State v. Garrett, 2021-NCCOA-591

Reversed and Remanded

Facts: The defendant was charged with two class H felonies (felonious breaking or entering and larceny after breaking or entering) in October of 2016, when he was 16 years of age and before raise the age was implemented. The charges were under the exclusive jurisdiction of the criminal law under the statutory scheme in place at the time of the offense. Raise the age was passed in 2017 and took effect beginning with offenses committed on December 1, 2019. The expansion of juvenile jurisdiction was not retroactive. This case was set for trial in late 2017 and the defendant failed to appear. The defendant was arrested in 2019 and his case proceeded. The trial court granted a pretrial motion to dismiss, finding that the defendant’s constitutional rights to equal protection, protection from cruel and unusual punishment, and due process were violated by prosecution as an adult.


 The defendant’s constitutional rights were not violated by trying the juvenile as an adult for the reasons described below.

Equal Protection

The alleged equal protection violation was based on treating the same group of people differently at a different time (youth alleged to have committed class H felonies at age 16 prior to raise the age were automatically prosecuted as adults and, under raise the age, the same youth begin under juvenile jurisdiction and the case may be moved to superior court for trial as an adult). This is not a violation of equal protection rights because no classification was created between different groups of people.

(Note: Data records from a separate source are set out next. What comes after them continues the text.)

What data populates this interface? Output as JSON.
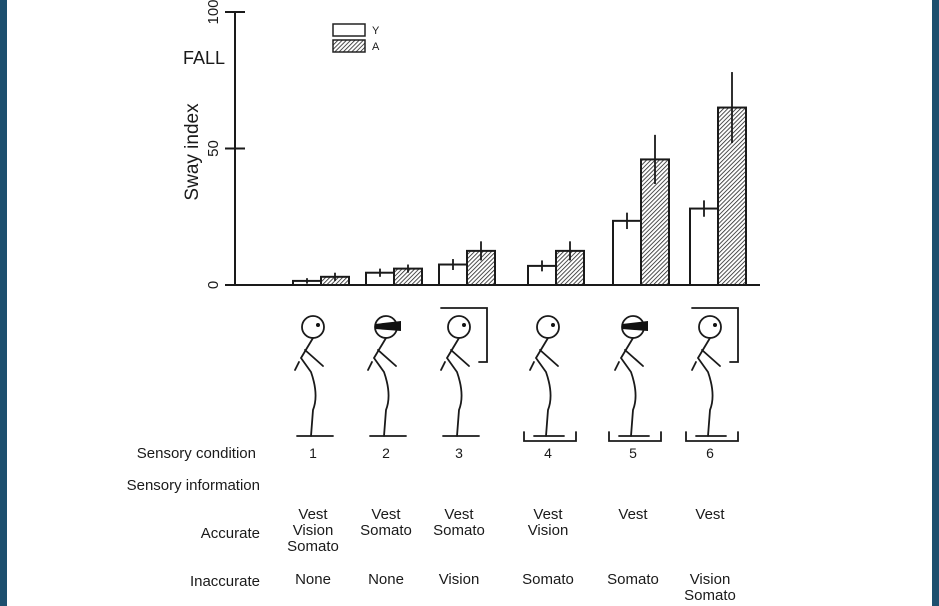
{
  "frame_color": "#1d4f6e",
  "chart_data": {
    "type": "bar",
    "title": "",
    "ylabel": "Sway index",
    "ylim": [
      0,
      100
    ],
    "yticks": [
      "0",
      "50",
      "100"
    ],
    "fall_label": "FALL",
    "legend": {
      "placement": "top-center",
      "entries": [
        "Y",
        "A"
      ]
    },
    "categories": [
      "1",
      "2",
      "3",
      "4",
      "5",
      "6"
    ],
    "series": [
      {
        "name": "Y",
        "fill": "open",
        "values": [
          1.5,
          4.5,
          7.5,
          7,
          23.5,
          28
        ],
        "errors": [
          1,
          1.5,
          2,
          2,
          3,
          3
        ]
      },
      {
        "name": "A",
        "fill": "hatched",
        "values": [
          3,
          6,
          12.5,
          12.5,
          46,
          65
        ],
        "errors": [
          1.5,
          1.5,
          3.5,
          3.5,
          9,
          13
        ]
      }
    ]
  },
  "conditions": {
    "row_label": "Sensory condition",
    "info_label": "Sensory information",
    "accurate_label": "Accurate",
    "inaccurate_label": "Inaccurate",
    "items": [
      {
        "number": "1",
        "visor": false,
        "surround": false,
        "platform": false,
        "accurate": [
          "Vest",
          "Vision",
          "Somato"
        ],
        "inaccurate": [
          "None"
        ]
      },
      {
        "number": "2",
        "visor": true,
        "surround": false,
        "platform": false,
        "accurate": [
          "Vest",
          "Somato"
        ],
        "inaccurate": [
          "None"
        ]
      },
      {
        "number": "3",
        "visor": false,
        "surround": true,
        "platform": false,
        "accurate": [
          "Vest",
          "Somato"
        ],
        "inaccurate": [
          "Vision"
        ]
      },
      {
        "number": "4",
        "visor": false,
        "surround": false,
        "platform": true,
        "accurate": [
          "Vest",
          "Vision"
        ],
        "inaccurate": [
          "Somato"
        ]
      },
      {
        "number": "5",
        "visor": true,
        "surround": false,
        "platform": true,
        "accurate": [
          "Vest"
        ],
        "inaccurate": [
          "Somato"
        ]
      },
      {
        "number": "6",
        "visor": false,
        "surround": true,
        "platform": true,
        "accurate": [
          "Vest"
        ],
        "inaccurate": [
          "Vision",
          "Somato"
        ]
      }
    ]
  }
}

Cruel and Unusual Punishment

Trying the defendant as an adult does not implicate the substantive limits on what can be made criminal as protected by the Eighth Amendment. Those limits have only been invoked in relation to the status of addiction to drugs or alcohol. In addition, the prosecution of juveniles as adults involves the procedure taken regarding a criminal offense alleged against a juvenile and not the substance of what is made criminal. Trying the defendant as an adult does not criminalize a status. It punishes criminal behavior pursuant to the procedure in place at the time of the offense. There is no claim under the Eighth Amendment.

Due Process

There is no fundamental right in being tried as a juvenile in criminal cases. The decision in Kent v. United States, 383 U.S. 541 (1966), is not controlling or instructive in this matter because the statutory structure in Kent was distinct from the statutory structure in this matter. There was not a protected interest at issue in this matter and procedural due process protections were not implicated. A rational basis test must be used to analyze substantive due process in this case as a fundamental right is not at issue. “The decision to prosecute and sentence juveniles under the statutory scheme in place at the time they commit their offense is rationally related to the State’s legitimate interest in having clear criminal statutes that are enforced consistently with their contemporaneous statutory scheme. Prosecuting Defendant as an adult within the jurisdiction of the Superior Court was not a violation of substantive or procedural due process based simply upon the findings of fact regarding an impending change in how juveniles are prosecuted under the law and Kent, which held that a violation of due process occurred when a juvenile’s statutory right to the juvenile court having exclusive jurisdiction was violated without any hearing, findings, or reasoning.” ¶ 29.